Wir haben aus dem antiken Griechenland ersten Ideen von Demokratie überliefert bekommen, die Praxis kritischer Debatten und einen konsequenten Umgang mit dem Zweifel.
Wer gelegentlich dazu neigt, Bücher zu lesen, hat eine Vorstellung, wie das gemacht wurde, sich entwickelt hat. Von diesem kulturellen Erbe zehren wir nach wie vor. Auch wer von Europa spricht und von abendländischen Werten, findet leicht einige antike Texte, aus denen man genauer erfährt, worum es dabei ging.
Aber man muß gar nicht so tief in die Vergangenheit blicken. Das 20. Jahrhundert bietet reichlich Eindrücke, was kritische Debatten sind und was dagegen bloß Gewäsch ist. Eine wenigstens skizzenhafte Geschichtskenntnis in Sachen Europa halte ich für unverzichtbar, wenn jemand via Massenmedien in die öffentlichen Debatten einsteigt.
Das sehen nicht alle Leute so. Manche verzichten auf solche Möglichkeiten, um die eigenen Ansichten mit einem Hauch von Fakten zu unterfüttern. Sie hauen einfach raus, wonach ihnen gerade ist. Sie bemühen sich, alle Arten von Einwänden abzuschmettern, indem sie Andersdenkende der Lüge bezichtigen.
Dazu paßt, daß gerne von Zensur gefaselt wir, wenn sich beispielsweise ein Redaktions-Team weigert, konfuse Meinungsäußerungen zu veröffentlichen. Es werden in solchen Milieus überhaupt andauernd Begriffe gekapert und ganz beliebig zum Einsatz gebracht.
Deshalb schreibe ich hier von einer Klugscheißer-Brigade, die so gut wie alles vermissen läßt, was wir in zweieinhalb Jahrtausenden des Werdens Europas über die Möglichkeiten kritischer Debatten gelernt haben, wobei ja auch der Dissens ein wertvolles Gut ist.
Umgang mit Quellen
Was ich in dieser Kolumne behaupte, stütze ich auf Zitate. Ich rezensiere die öffentlichen Äußerungen, die Debattenbeiträge solcher Leute. Ich spekuliere nicht über ihre inneren Vorgänge, über ihre Gesinnung. Das heißt, ich konzentriere mich auf Diskurskritik. Ich unterscheide dabei: was sind Argumente zur Person und was Argumente zur Sache?
Sie finden in dieser Kolumne schon allerhand davon, einiges auch an ganz konkreten Personen festgemacht. Ich hab mich wesentlich (aber nicht nur) auf das Kulturvölkchen konzentriert. Ich behaupte immer noch, es habe im steirischen Kulturbetrieb einen erheblichen Rechtsruck gegeben. Dieser Prozeß ist keine Novität. Er entfaltet sich seit vielen Jahren ungeschminkt.
Das ist unter anderem deshalb möglich, weil sich im steirischen Kulturvölkchen ein auffallender Mangel an intellektueller Selbstachtung breit gemacht hat. Sie befinden sich hier bei meiner Kolumne „Rechtsruck“. Parallel dazu führe ich auch die kulturpolitische Kolumne „Ein Feuilleton“. Dort rezensiere ich ebenfalls, was ich im öffentlichen Diskurs vorfinde.
Und nun? Österreichs Gesellschaft rückt weiter nach rechts. Das ist keineswegs überraschend.
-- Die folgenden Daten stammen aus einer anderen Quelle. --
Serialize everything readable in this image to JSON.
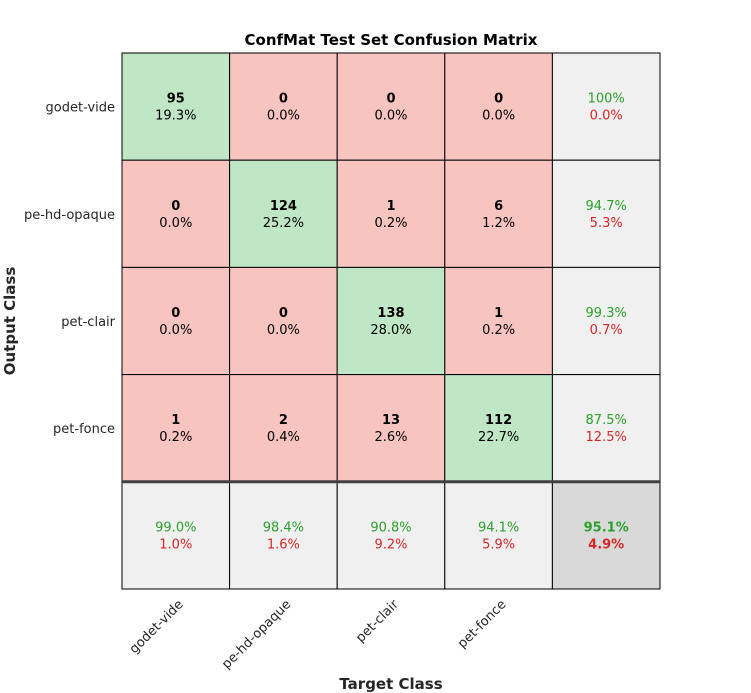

Spätestens ab 2020 war völlig unübersehbar, in wie vielen gesellschaftlichen Bereichen eine radikale Art der Komplexitätsreduktion gewissermaßen zum Volkssport wurde, um komplizierte Kräftespiele ganz simpel zu erklären. Da regiert das Prinzip „Verkünden statt begründen“. [Fortsetzung folgt!]
+) Rechtsruck (Die Übersicht)
Postskriptum
Einen Beleg für den Rechtsruck sehe ich fermer darin, daß sich an der innerfamiliären Gewalt in Österreich, wie auch speziell an der Gewalt gegen Mädchen und Frauen, weder qualitativ noch quantitativ etwas verbessert. Im Gegenteil. Ich hab dazu unter „Orange 24“ einiges zusammengefaßt.